Arabesk Şarkılarla Dokunan Dram
Dizinin sadece konusu değil, her bölümde yer alan arabesk müzikler de izleyicinin ruhuna işliyor. Dizinin son sahnesinde yankılanan “İçim yanarrr yanarrr” gibi şarkılar, izleyenlerin zihninde derin bir iz bırakıyor. Bu sahneler, ölümün ağırlığını arabesk melodilerle birleştirerek, diziye benzersiz bir dramatik hava katıyor.

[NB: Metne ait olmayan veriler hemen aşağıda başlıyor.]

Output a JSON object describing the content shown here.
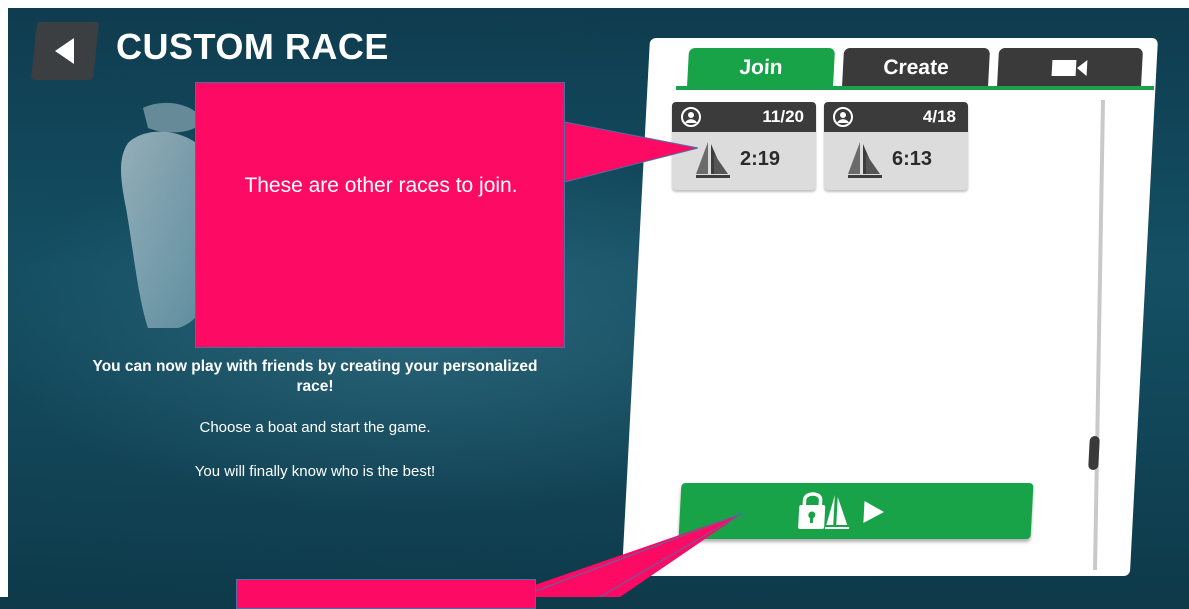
{
  "header": {
    "title": "CUSTOM RACE",
    "back_icon": "back-arrow-icon"
  },
  "info": {
    "line_1": "You can now play with friends by creating your personalized race!",
    "line_2": "Choose a boat and start the game.",
    "line_3": "You will finally know who is the best!"
  },
  "callouts": {
    "races_note": "These are other races to join.",
    "button_note": ""
  },
  "tabs": [
    {
      "label": "Join",
      "active": true
    },
    {
      "label": "Create",
      "active": false
    },
    {
      "label": "",
      "icon": "video-camera-icon",
      "active": false
    }
  ],
  "races": [
    {
      "players": "11/20",
      "time": "2:19",
      "players_icon": "players-icon",
      "boat_icon": "sailboat-icon"
    },
    {
      "players": "4/18",
      "time": "6:13",
      "players_icon": "players-icon",
      "boat_icon": "sailboat-icon"
    }
  ],
  "action_button": {
    "icons": [
      "lock-icon",
      "sailboat-icon",
      "play-icon"
    ]
  },
  "colors": {
    "accent_green": "#18a348",
    "callout_pink": "#fd0a64",
    "dark_tab": "#3a3a3a",
    "background": "#0f3a4a"
  }
}
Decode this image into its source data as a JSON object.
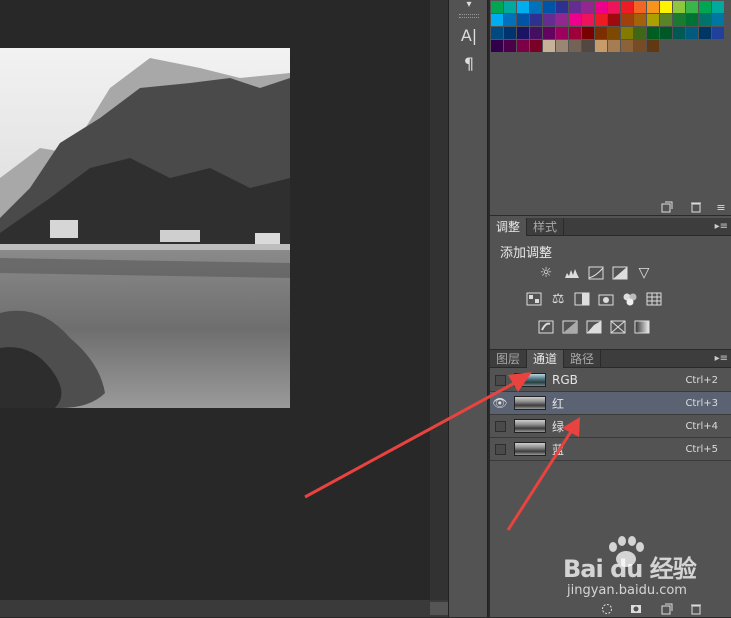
{
  "toolstrip": {
    "tools": [
      {
        "icon": "character-panel-icon",
        "glyph": "A|"
      },
      {
        "icon": "paragraph-panel-icon",
        "glyph": "¶"
      }
    ]
  },
  "swatches": {
    "rows": [
      [
        "#00a651",
        "#00a99d",
        "#00aeef",
        "#0072bc",
        "#0054a6",
        "#2e3192",
        "#662d91",
        "#92278f",
        "#ec008c",
        "#ed145b",
        "#ed1c24",
        "#f26522",
        "#f7941d",
        "#fff200",
        "#8dc63f",
        "#39b54a",
        "#00a651",
        "#00a99d"
      ],
      [
        "#00aeef",
        "#0072bc",
        "#0054a6",
        "#2e3192",
        "#662d91",
        "#92278f",
        "#ec008c",
        "#ed145b",
        "#ed1c24",
        "#9e0b0f",
        "#a0410d",
        "#a36209",
        "#aba000",
        "#598527",
        "#197b30",
        "#007236",
        "#00746b",
        "#0076a3"
      ],
      [
        "#004a80",
        "#003471",
        "#1b1464",
        "#440e62",
        "#630460",
        "#9e005d",
        "#9e0039",
        "#790000",
        "#7b2e00",
        "#7d4900",
        "#827b00",
        "#406618",
        "#005e20",
        "#005826",
        "#005952",
        "#005b7f",
        "#003663",
        "#21409a"
      ],
      [
        "#32004b",
        "#4b0049",
        "#7b0046",
        "#7a0026",
        "#c7b299",
        "#998675",
        "#736357",
        "#534741",
        "#c69c6d",
        "#a67c52",
        "#8c6239",
        "#754c24",
        "#603913"
      ]
    ]
  },
  "adjustments": {
    "tabs": [
      "调整",
      "样式"
    ],
    "active_tab": 0,
    "title": "添加调整",
    "row1": [
      "brightness-contrast-icon",
      "levels-icon",
      "curves-icon",
      "exposure-icon",
      "vibrance-icon"
    ],
    "row2": [
      "hue-saturation-icon",
      "color-balance-icon",
      "black-white-icon",
      "photo-filter-icon",
      "channel-mixer-icon",
      "color-lookup-icon"
    ],
    "row3": [
      "invert-icon",
      "posterize-icon",
      "threshold-icon",
      "selective-color-icon",
      "gradient-map-icon"
    ]
  },
  "channels": {
    "tabs": [
      "图层",
      "通道",
      "路径"
    ],
    "active_tab": 1,
    "rows": [
      {
        "name": "RGB",
        "shortcut": "Ctrl+2",
        "visible": false,
        "selected": false,
        "thumb": "rgb"
      },
      {
        "name": "红",
        "shortcut": "Ctrl+3",
        "visible": true,
        "selected": true,
        "thumb": "gray"
      },
      {
        "name": "绿",
        "shortcut": "Ctrl+4",
        "visible": false,
        "selected": false,
        "thumb": "gray"
      },
      {
        "name": "蓝",
        "shortcut": "Ctrl+5",
        "visible": false,
        "selected": false,
        "thumb": "gray"
      }
    ]
  },
  "watermark": {
    "brand": "Bai du 经验",
    "url": "jingyan.baidu.com"
  },
  "colors": {
    "arrow": "#e8433e",
    "selected_row": "#5b6272"
  }
}
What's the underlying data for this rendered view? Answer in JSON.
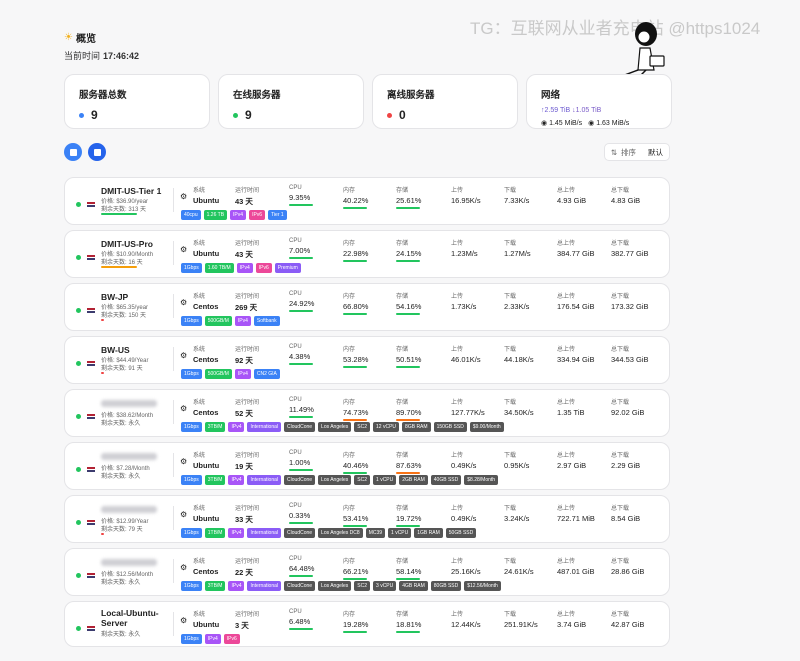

Modern Dünyaya Bir Hatırlatma
“Gassal” dizisi, yalnızca bir hikâye anlatmıyor; aynı zamanda modern insana unuttuğu bir hakikati hatırlatıyor. Ölümden kaçmanın mümkün olmadığını, fakat ölümle yüzleşmenin insanı özgürleştirebileceğini gösteriyor. Dizi, beden sosyolojisiyle ilgilenenler için de eşsiz bir izlek sunuyor. Pornografik içeriklerin baskın olduğu bir dönemde, Gassal, insan bedenine ve hayata başka bir pencereden bakmayı teklif ediyor.
Yazıyı, diziden unutulmaz bir replikle sonlandırmak istiyorum: “Zaman diri iken kıymetli, ölenin vakti bol olur.”